Dr Jonathan Marshall, Head of Analysis at the Energy and Climate Intelligence Unit (ECIU)

“For a government usually so keen to set targets, the absence of an end date for extracting fossil fuels from the North Sea is a glaring omission. The days in which oil and gas receipts topped up Treasury coffers are long gone, with our ageing oil and gas infrastructure increasingly a drain on national finances.

“It is clear that the energy future of our seas is renewable. A bold announcement on ending oil and gas extraction in the North Sea whilst supporting jobs and workers through the transition would have made waves comparable to plans to stop generating electricity from coal and ending the sale of petrol and diesel cars. With the UK hosting this year’s UN climate summit for the first time ever, this is surely the time for bold action on ending our reliance on fossil fuels.”
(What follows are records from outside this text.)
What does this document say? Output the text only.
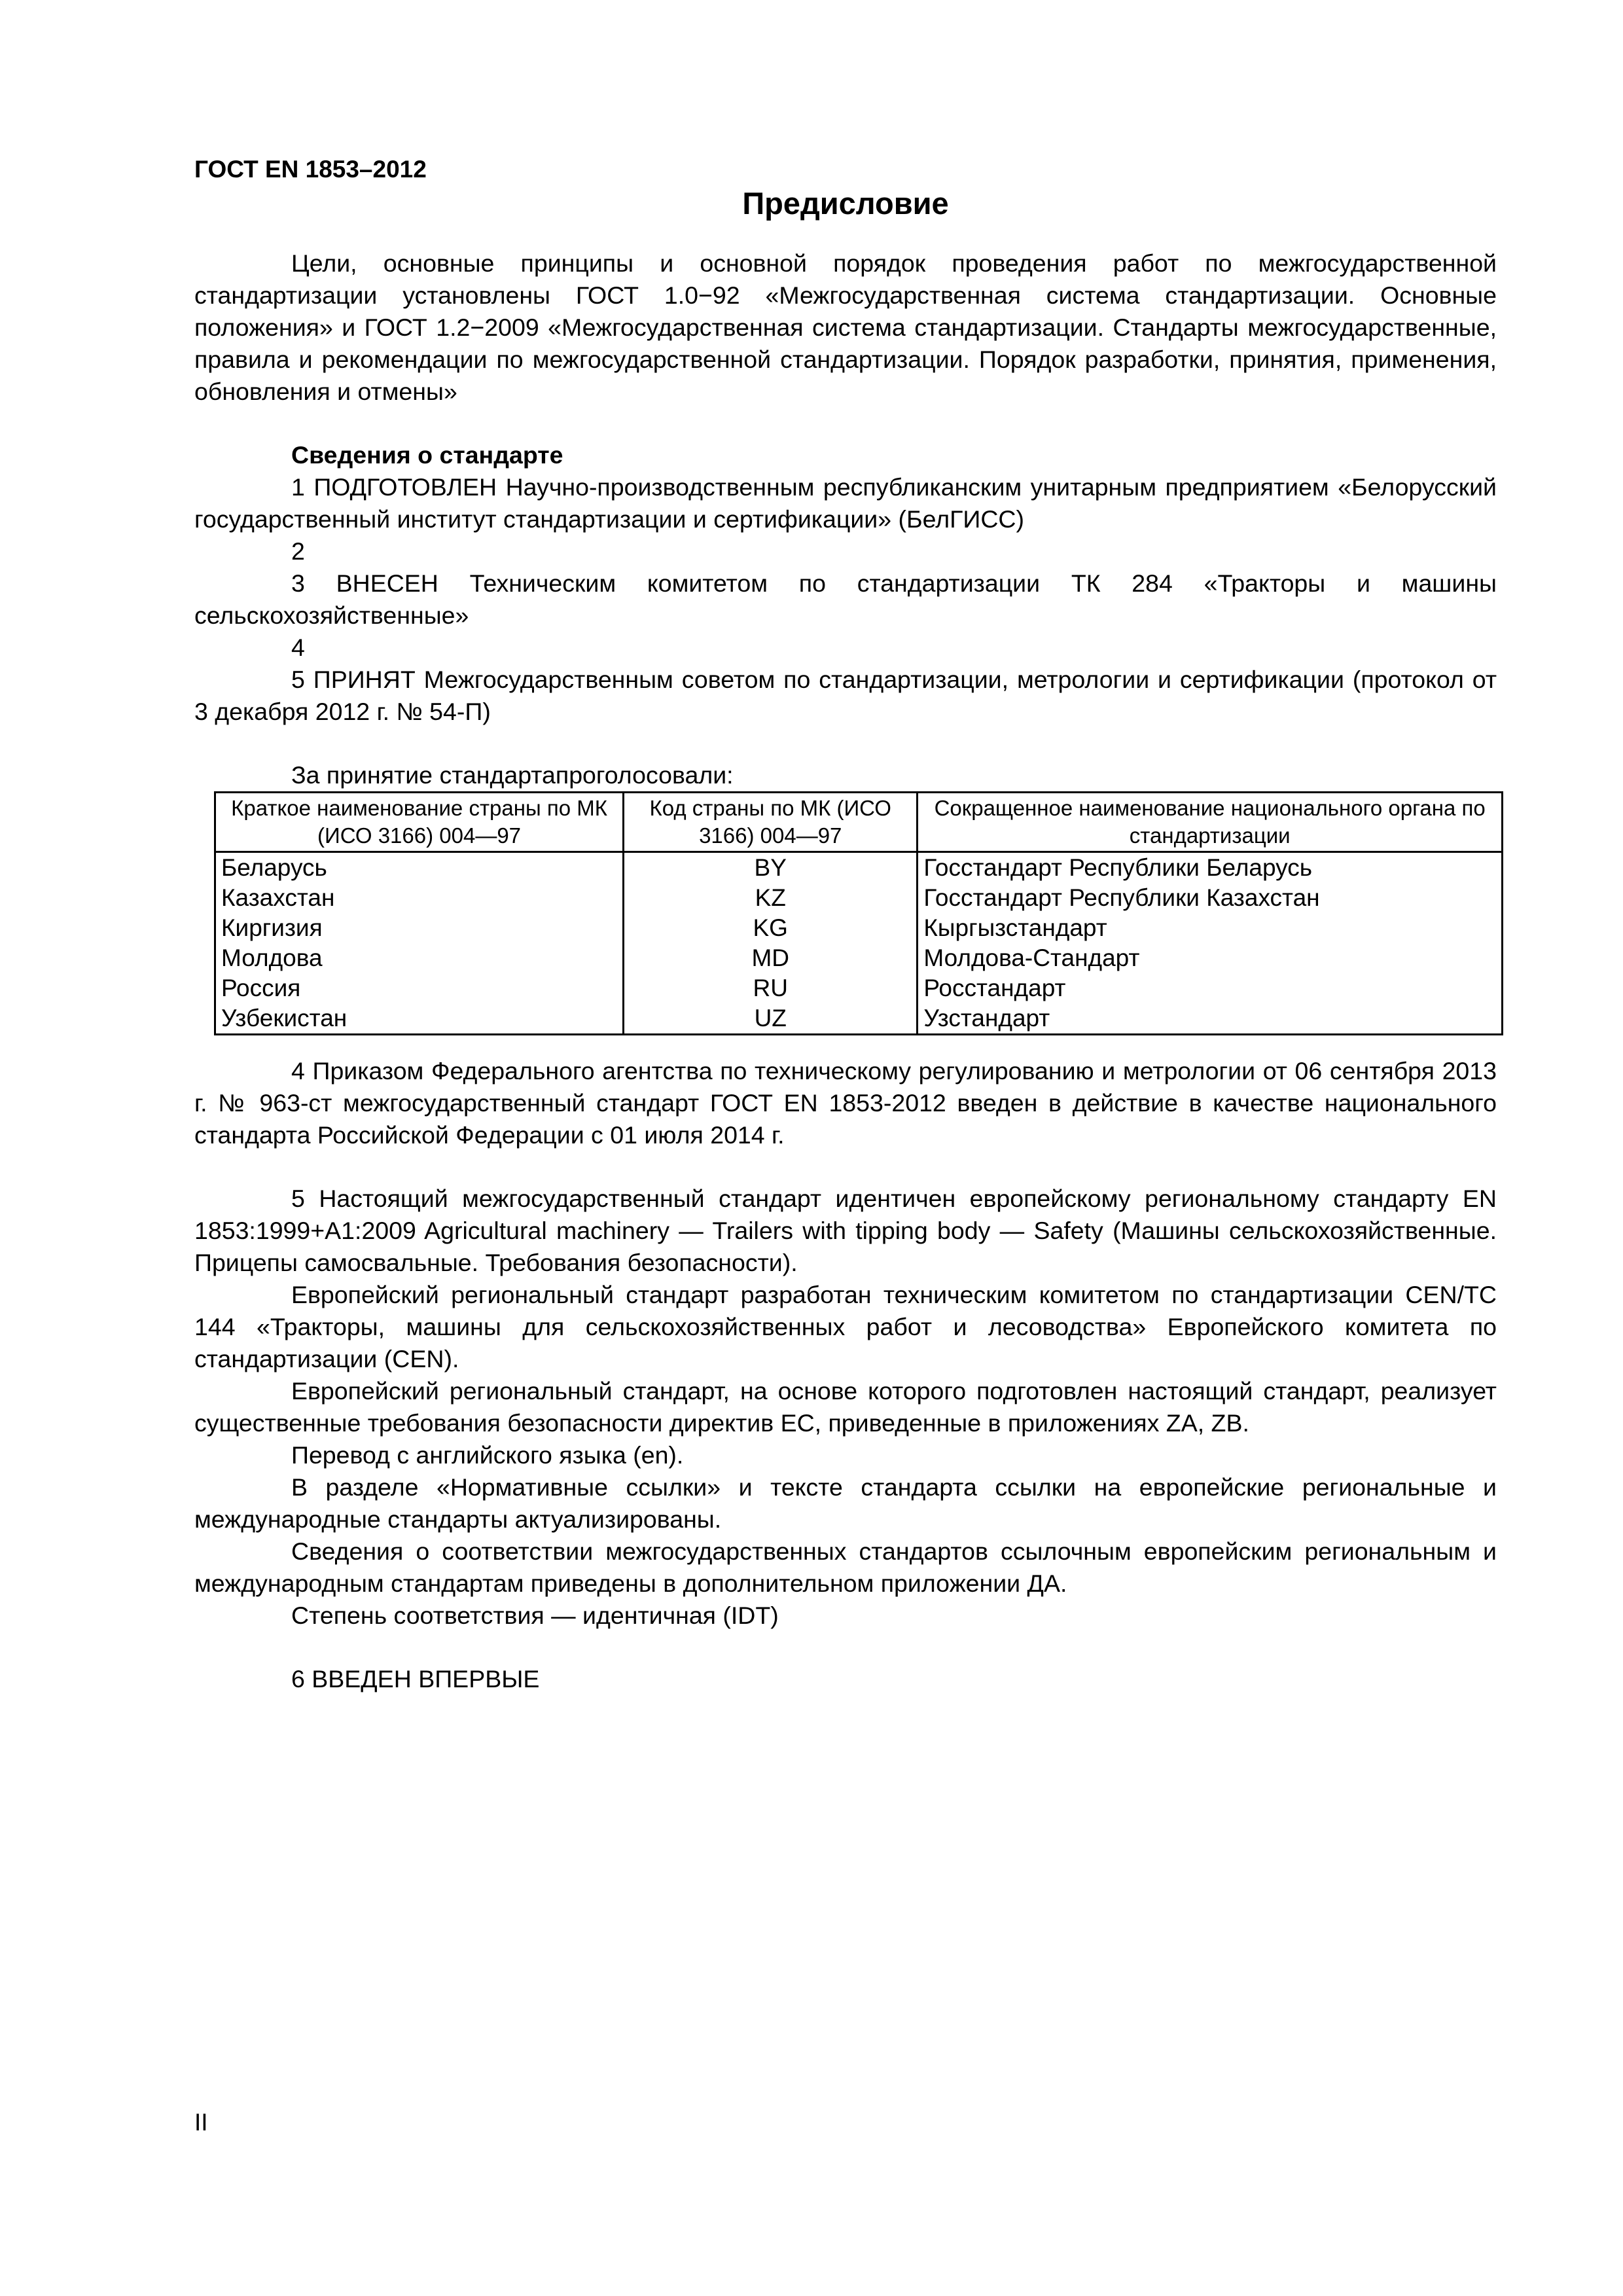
ГОСТ EN 1853–2012
Предисловие

Цели, основные принципы и основной порядок проведения работ по межгосударственной стандартизации установлены ГОСТ 1.0−92 «Межгосударственная система стандартизации. Основные положения» и ГОСТ 1.2−2009 «Межгосударственная система стандартизации. Стандарты межгосударственные, правила и рекомендации по межгосударственной стандартизации. Порядок разработки, принятия, применения, обновления и отмены»

Сведения о стандарте

1 ПОДГОТОВЛЕН Научно-производственным республиканским унитарным предприятием «Белорусский государственный институт стандартизации и сертификации» (БелГИСС)

2

3 ВНЕСЕН Техническим комитетом по стандартизации ТК 284 «Тракторы и машины сельскохозяйственные»

4

5 ПРИНЯТ Межгосударственным советом по стандартизации, метрологии и сертификации (протокол от 3 декабря 2012 г. № 54-П)

За принятие стандартапроголосовали:

Краткое наименование страны по МК (ИСО 3166) 004—97	Код страны по МК (ИСО 3166) 004—97	Сокращенное наименование национального органа по стандартизации
Беларусь	BY	Госстандарт Республики Беларусь
Казахстан	KZ	Госстандарт Республики Казахстан
Киргизия	KG	Кыргызстандарт
Молдова	MD	Молдова-Стандарт
Россия	RU	Росстандарт
Узбекистан	UZ	Узстандарт

4 Приказом Федерального агентства по техническому регулированию и метрологии от 06 сентября 2013 г. № 963-ст межгосударственный стандарт ГОСТ EN 1853-2012 введен в действие в качестве национального стандарта Российской Федерации с 01 июля 2014 г.

5 Настоящий межгосударственный стандарт идентичен европейскому региональному стандарту EN 1853:1999+A1:2009 Agricultural machinery — Trailers with tipping body — Safety (Машины сельскохозяйственные. Прицепы самосвальные. Требования безопасности).

Европейский региональный стандарт разработан техническим комитетом по стандартизации CEN/TC 144 «Тракторы, машины для сельскохозяйственных работ и лесоводства» Европейского комитета по стандартизации (CEN).

Европейский региональный стандарт, на основе которого подготовлен настоящий стандарт, реализует существенные требования безопасности директив ЕС, приведенные в приложениях ZA, ZB.

Перевод с английского языка (en).

В разделе «Нормативные ссылки» и тексте стандарта ссылки на европейские региональные и международные стандарты актуализированы.

Сведения о соответствии межгосударственных стандартов ссылочным европейским региональным и международным стандартам приведены в дополнительном приложении ДА.

Степень соответствия — идентичная (IDT)

6 ВВЕДЕН ВПЕРВЫЕ

II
Nick Molho, Executive Director of the Aldersgate Group

“This North Sea Deal recognises the importance of helping all key economic sectors and their workforce transition towards net-zero emissions and is, therefore, an important step forward. With the right policy framework and low carbon skills strategy, the move to net zero emissions can create significant employment opportunities for the UK’s oil and gas workforce, whose skills will be much needed in contributing to the huge infrastructure deployment challenge facing the UK in areas such as marine renewable energy, carbon capture and hydrogen. Putting in place a detailed net-zero strategy in the near future will be key to ensuring that the transition to net-zero emissions can occur in a timely fashion and in a way that delivers economic and social benefits to the UK.”
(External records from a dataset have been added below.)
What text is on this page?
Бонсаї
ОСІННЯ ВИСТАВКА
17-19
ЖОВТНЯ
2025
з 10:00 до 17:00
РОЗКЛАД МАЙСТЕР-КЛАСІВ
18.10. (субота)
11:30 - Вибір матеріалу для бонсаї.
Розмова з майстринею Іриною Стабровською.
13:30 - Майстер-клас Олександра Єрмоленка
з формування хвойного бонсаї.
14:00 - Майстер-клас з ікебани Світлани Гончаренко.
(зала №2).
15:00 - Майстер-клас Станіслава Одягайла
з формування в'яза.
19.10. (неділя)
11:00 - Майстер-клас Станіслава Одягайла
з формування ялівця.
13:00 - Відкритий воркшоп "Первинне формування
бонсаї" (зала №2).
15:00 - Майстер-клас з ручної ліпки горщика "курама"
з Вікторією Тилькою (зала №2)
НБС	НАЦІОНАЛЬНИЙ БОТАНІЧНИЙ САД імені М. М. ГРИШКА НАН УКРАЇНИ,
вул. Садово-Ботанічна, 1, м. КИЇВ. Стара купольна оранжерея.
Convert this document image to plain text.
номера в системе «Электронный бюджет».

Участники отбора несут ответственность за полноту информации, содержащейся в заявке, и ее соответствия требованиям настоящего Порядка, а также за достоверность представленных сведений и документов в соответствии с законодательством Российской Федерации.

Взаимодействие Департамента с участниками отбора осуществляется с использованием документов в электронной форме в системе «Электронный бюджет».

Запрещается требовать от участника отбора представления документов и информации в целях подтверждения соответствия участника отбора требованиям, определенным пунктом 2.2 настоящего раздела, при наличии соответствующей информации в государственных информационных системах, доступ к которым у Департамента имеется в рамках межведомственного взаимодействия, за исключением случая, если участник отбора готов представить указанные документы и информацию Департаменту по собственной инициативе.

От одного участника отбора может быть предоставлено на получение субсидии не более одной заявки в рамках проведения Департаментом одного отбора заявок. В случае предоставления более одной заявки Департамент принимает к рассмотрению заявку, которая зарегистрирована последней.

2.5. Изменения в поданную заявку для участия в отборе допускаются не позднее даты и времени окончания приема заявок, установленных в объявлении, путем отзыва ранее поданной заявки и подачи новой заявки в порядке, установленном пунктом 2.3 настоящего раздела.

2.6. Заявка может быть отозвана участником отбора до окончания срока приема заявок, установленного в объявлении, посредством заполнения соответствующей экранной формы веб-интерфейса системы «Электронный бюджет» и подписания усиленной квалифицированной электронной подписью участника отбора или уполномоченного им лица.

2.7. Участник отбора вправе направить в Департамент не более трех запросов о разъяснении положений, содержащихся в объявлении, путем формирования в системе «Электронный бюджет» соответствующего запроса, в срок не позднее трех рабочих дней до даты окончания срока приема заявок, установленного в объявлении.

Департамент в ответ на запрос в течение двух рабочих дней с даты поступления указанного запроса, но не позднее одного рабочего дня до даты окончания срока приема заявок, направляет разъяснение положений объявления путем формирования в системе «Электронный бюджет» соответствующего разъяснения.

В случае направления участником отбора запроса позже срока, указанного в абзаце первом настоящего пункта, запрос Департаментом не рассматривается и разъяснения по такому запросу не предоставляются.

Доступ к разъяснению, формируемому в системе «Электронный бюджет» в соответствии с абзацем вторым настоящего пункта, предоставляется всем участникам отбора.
“Tackling the net-zero emissions challenge in a way that is credible and effective requires the UK’s domestic and global climate policy to be consistent. We strongly welcome the UK’s commitment to stop funding fossil-fuel projects overseas and would call on any exceptions to be strictly limited, based on transparent and very tightly defined criteria.”
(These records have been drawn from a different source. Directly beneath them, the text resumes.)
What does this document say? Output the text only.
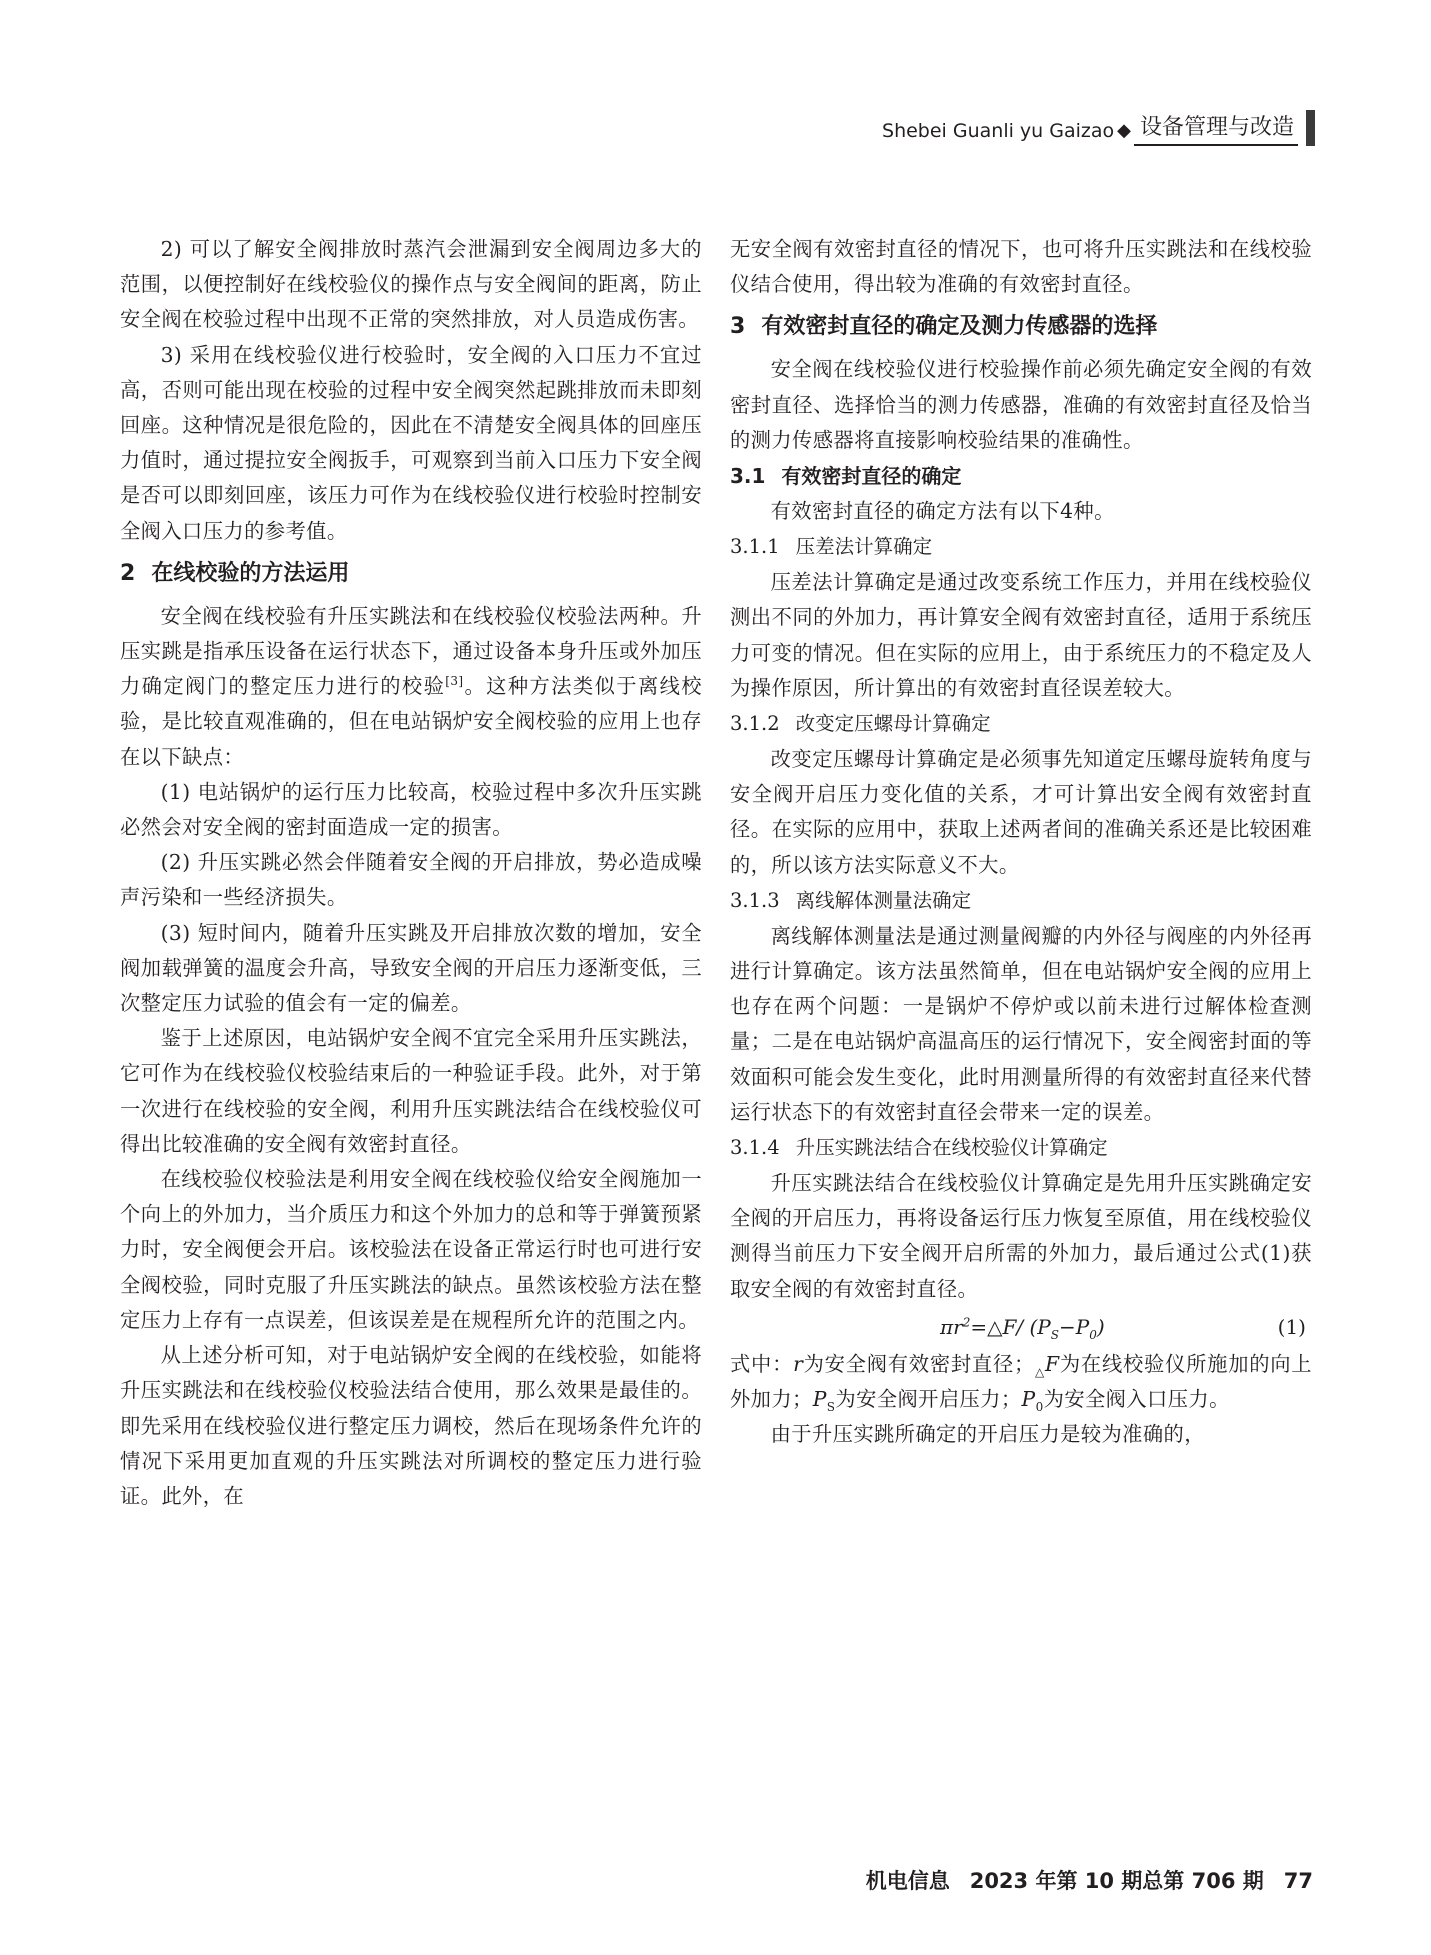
Shebei Guanli yu Gaizao ◆ 设备管理与改造

2) 可以了解安全阀排放时蒸汽会泄漏到安全阀周边多大的范围，以便控制好在线校验仪的操作点与安全阀间的距离，防止安全阀在校验过程中出现不正常的突然排放，对人员造成伤害。

3) 采用在线校验仪进行校验时，安全阀的入口压力不宜过高，否则可能出现在校验的过程中安全阀突然起跳排放而未即刻回座。这种情况是很危险的，因此在不清楚安全阀具体的回座压力值时，通过提拉安全阀扳手，可观察到当前入口压力下安全阀是否可以即刻回座，该压力可作为在线校验仪进行校验时控制安全阀入口压力的参考值。

2 在线校验的方法运用

安全阀在线校验有升压实跳法和在线校验仪校验法两种。升压实跳是指承压设备在运行状态下，通过设备本身升压或外加压力确定阀门的整定压力进行的校验[3]。这种方法类似于离线校验，是比较直观准确的，但在电站锅炉安全阀校验的应用上也存在以下缺点：

(1) 电站锅炉的运行压力比较高，校验过程中多次升压实跳必然会对安全阀的密封面造成一定的损害。

(2) 升压实跳必然会伴随着安全阀的开启排放，势必造成噪声污染和一些经济损失。

(3) 短时间内，随着升压实跳及开启排放次数的增加，安全阀加载弹簧的温度会升高，导致安全阀的开启压力逐渐变低，三次整定压力试验的值会有一定的偏差。

鉴于上述原因，电站锅炉安全阀不宜完全采用升压实跳法，它可作为在线校验仪校验结束后的一种验证手段。此外，对于第一次进行在线校验的安全阀，利用升压实跳法结合在线校验仪可得出比较准确的安全阀有效密封直径。

在线校验仪校验法是利用安全阀在线校验仪给安全阀施加一个向上的外加力，当介质压力和这个外加力的总和等于弹簧预紧力时，安全阀便会开启。该校验法在设备正常运行时也可进行安全阀校验，同时克服了升压实跳法的缺点。虽然该校验方法在整定压力上存有一点误差，但该误差是在规程所允许的范围之内。

从上述分析可知，对于电站锅炉安全阀的在线校验，如能将升压实跳法和在线校验仪校验法结合使用，那么效果是最佳的。即先采用在线校验仪进行整定压力调校，然后在现场条件允许的情况下采用更加直观的升压实跳法对所调校的整定压力进行验证。此外，在

无安全阀有效密封直径的情况下，也可将升压实跳法和在线校验仪结合使用，得出较为准确的有效密封直径。

3 有效密封直径的确定及测力传感器的选择

安全阀在线校验仪进行校验操作前必须先确定安全阀的有效密封直径、选择恰当的测力传感器，准确的有效密封直径及恰当的测力传感器将直接影响校验结果的准确性。

3.1 有效密封直径的确定

有效密封直径的确定方法有以下4种。

3.1.1 压差法计算确定

压差法计算确定是通过改变系统工作压力，并用在线校验仪测出不同的外加力，再计算安全阀有效密封直径，适用于系统压力可变的情况。但在实际的应用上，由于系统压力的不稳定及人为操作原因，所计算出的有效密封直径误差较大。

3.1.2 改变定压螺母计算确定

改变定压螺母计算确定是必须事先知道定压螺母旋转角度与安全阀开启压力变化值的关系，才可计算出安全阀有效密封直径。在实际的应用中，获取上述两者间的准确关系还是比较困难的，所以该方法实际意义不大。

3.1.3 离线解体测量法确定

离线解体测量法是通过测量阀瓣的内外径与阀座的内外径再进行计算确定。该方法虽然简单，但在电站锅炉安全阀的应用上也存在两个问题：一是锅炉不停炉或以前未进行过解体检查测量；二是在电站锅炉高温高压的运行情况下，安全阀密封面的等效面积可能会发生变化，此时用测量所得的有效密封直径来代替运行状态下的有效密封直径会带来一定的误差。

3.1.4 升压实跳法结合在线校验仪计算确定

升压实跳法结合在线校验仪计算确定是先用升压实跳确定安全阀的开启压力，再将设备运行压力恢复至原值，用在线校验仪测得当前压力下安全阀开启所需的外加力，最后通过公式(1)获取安全阀的有效密封直径。

$\pi r^2=\triangle F/$ $(P_S-P_0)$	(1)

式中：r为安全阀有效密封直径；$_\triangle$F为在线校验仪所施加的向上外加力；$P_S$为安全阀开启压力；$P_0$为安全阀入口压力。

由于升压实跳所确定的开启压力是较为准确的，

机电信息 2023 年第 10 期总第 706 期 77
Michael Burns, energy partner at law firm Ashurst

“The energy transition is full-steam ahead. Government is seeking to support the transition and corporate strategies that have been, and continue to be, redrawn based on policy being set.

“Human capital is key to delivering the transition – be that experience of delivering large-scale, capital intensive projects in energy companies, development of nascent technologies in the tech industry or designing new energy efficiency solutions in the digital sector. Government support is welcome as part of ensuring that those skills are effectively captured today for the benefit of the speedy pursuit of the transition.”

Matt Mace

Comments (1)

  1. David Dundas says:

    The Government’s plans rely far too much on carbon capture and storage (CCS) to allow the continued burning of fossil fuels beyond 2050, when it is known to the policy authors that the capture of fossil carbon can be never more than 95% because of the nature of chemical process equilibria and it is often less than 95% allowing huge amounts of fossil CO2 to escape. The storage of the captured CO2 requires it to be pumped at high pressure into deep geological formations, often of depleted oil and gas reservoirs which requires a great deal of energy.